A l’automne 77 du siècle dernier, j’ai brièvement porté l’insigne de la Fraction armée rouge. Qui pouvait bien fabriquer et vendre cette petite étoile de bakélite, frappée des initiales et de la mitraillette ?... Enfin, il y avait un embryon de merchandising autour de ce groupe culte, ses étoiles se vendaient comme les posters du Che, dix ans plus tôt, et les foulards palestiniens, dix ans plus tard. Eternel prestige de la violence chez l’intellectuel aux mains coupées, surtout dans cette génération en queue de baby boom qui n’avait connu ni la Résistance ni la guerre d’Algérie. Une génération sans Histoire. Le passage à l’acte armé, surtout chez le jeune homme en colère (mais de ce point de vue, la tendance à l’unisexe est réelle), fait partie des rites de passage, la plupart du temps rêvés, quelquefois actualisés. C’est par exemple le sujet de la pièce de Sartre, Les Mains sales. Cette génération contestataire a vécu dans la fascination et la culpabilité face à ceux qui étaient capables de violence, de tuer et de mourir, d’ « aller jusqu’au bout ». Quant à la nature mimétique, rivalitaire et agonistique de ce jusqu’auboutisme, on ne s’interrogeait pas ; on l’ignorait ou on la niait. Tuer et mourir suffisait à vous authentifier et à excuser jusqu’à l’inexcusable.
Eternel prestige aussi des desperados dans leur combat inégal, face à un ennemi globalement odieux : l’impérialisme américain, l’état allemand, l’armée israëlienne. On ne va pas chicaner les héros sur leurs peccadilles : stalinisme, autoritarisme, nationalisme, ou simple et atterrante pauvreté intellectuelle et humaine. « Eux au moins, ils vont jusqu’au bout. » Au bout des années 70 les guérilleros des groupes clandestins tuaient comme on va au boulot et ne lisaient plus que des bandes dessinées.

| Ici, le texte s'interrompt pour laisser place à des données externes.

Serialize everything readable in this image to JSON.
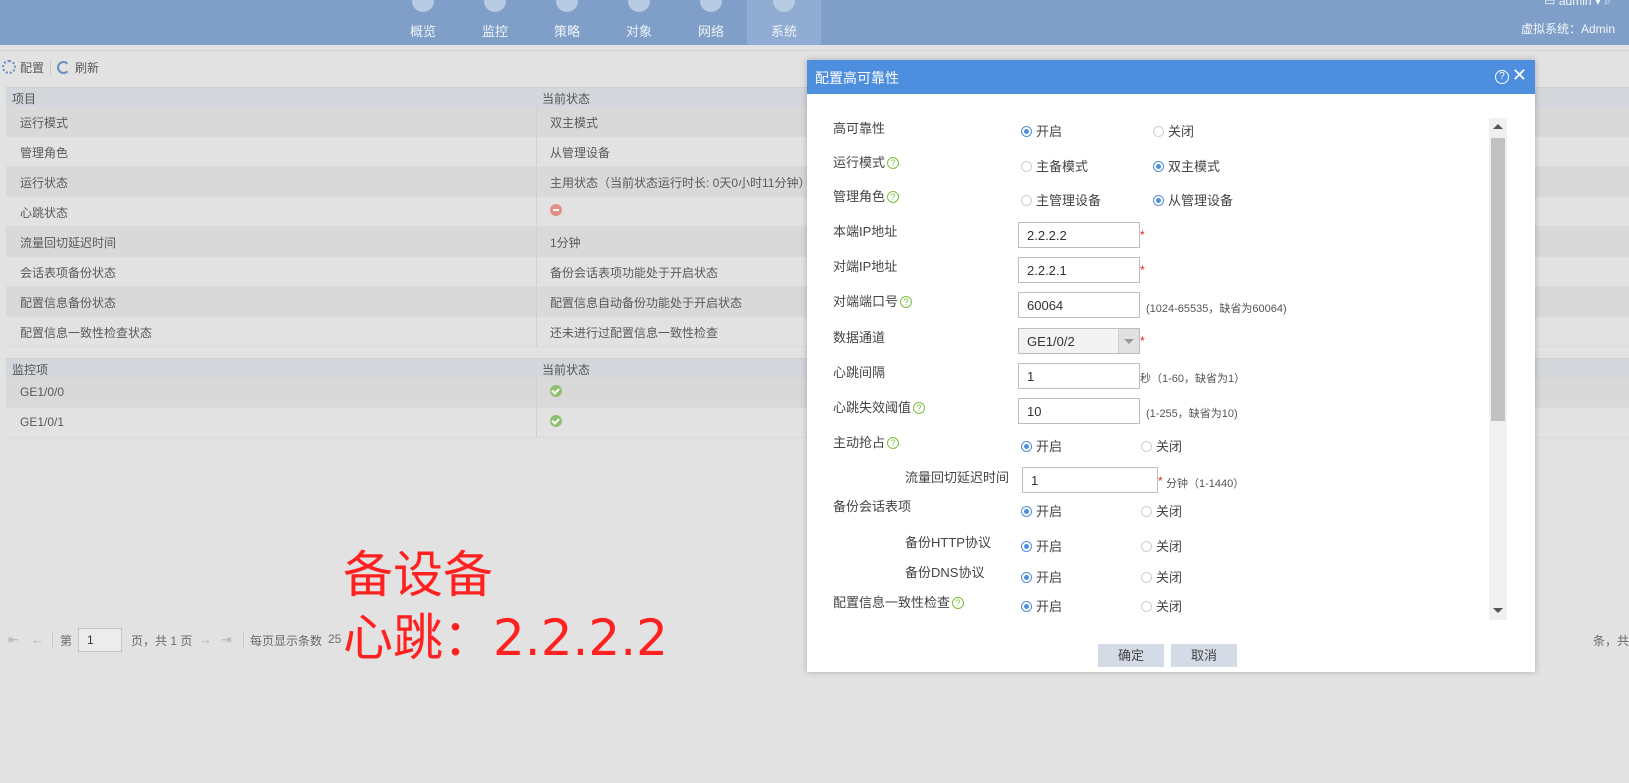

Le port de cette étoile, en ce lointain et persistant automne (la preuve : des films, des livres, des brochures), représentait une protestation interne au gauchisme, alors en pleine liquéfaction. Une affirmation d’irréductibilité plus que de sympathie pour la RAF. Moins nous étions, plus nous nous raidissions. Nous nous raidissions contre la reddition. C’est ce dégoût poussé jusqu’au morbide et au suicidaire, qui a fourni leurs maigres troupes aux groupes autonomes, et plus tard à Action Directe, mais aussi au mouvement punk. Finalement, ce sont les dealers d’héroïne qui en ont le mieux profité, avec les conséquences que l’on sait, quelques années plus tard.
Entre l’action armée et le ralliement au système, il y avait un vaste champ qu’ont tenté d’occuper les communautés urbaines ou rurales, le mouvement des radios libres, ou celui anti-nucléaire. En Allemagne, ce dernier organisait des dizaines de milliers d’activistes dans des « burgen initiativen », des « comités de citoyens ». Je les ai vus arriver, car après car, de tout le sud de l’Allemagne, à l’aube sur le parking du stade de Francfort, la veille de la manifestation de Kalkar (1). Descendus de leur car, ils se rangeaient en escouades, casqués et revêtus de leurs combinaisons contre les canons à pompe, l’insigne de leur ville collé sur la poitrine. Ceux de Cologne portaient une cathédrale stylisée. C’était, pardonnez ce stéréotype, presque trop « allemand ». De temps en temps, on entendait le bruit métallique d’une barre de fer tombée sur le béton. Ces « comités de citoyens » ont réussi là où les contestataires français ont échoué. Quoiqu’il ait été construit, le surgénérateur d’Aachen, le jumeau de Superphénix, n’a jamais été mis en service, et l’Allemagne réunifiée a banni le nucléaire « civil » à la date du 14 juin 2000. Les révoltés allemands n’étaient pas si isolés dans leur société, si démunis, qu’ils n’aient eu que le choix entre l’action armée et la reddition.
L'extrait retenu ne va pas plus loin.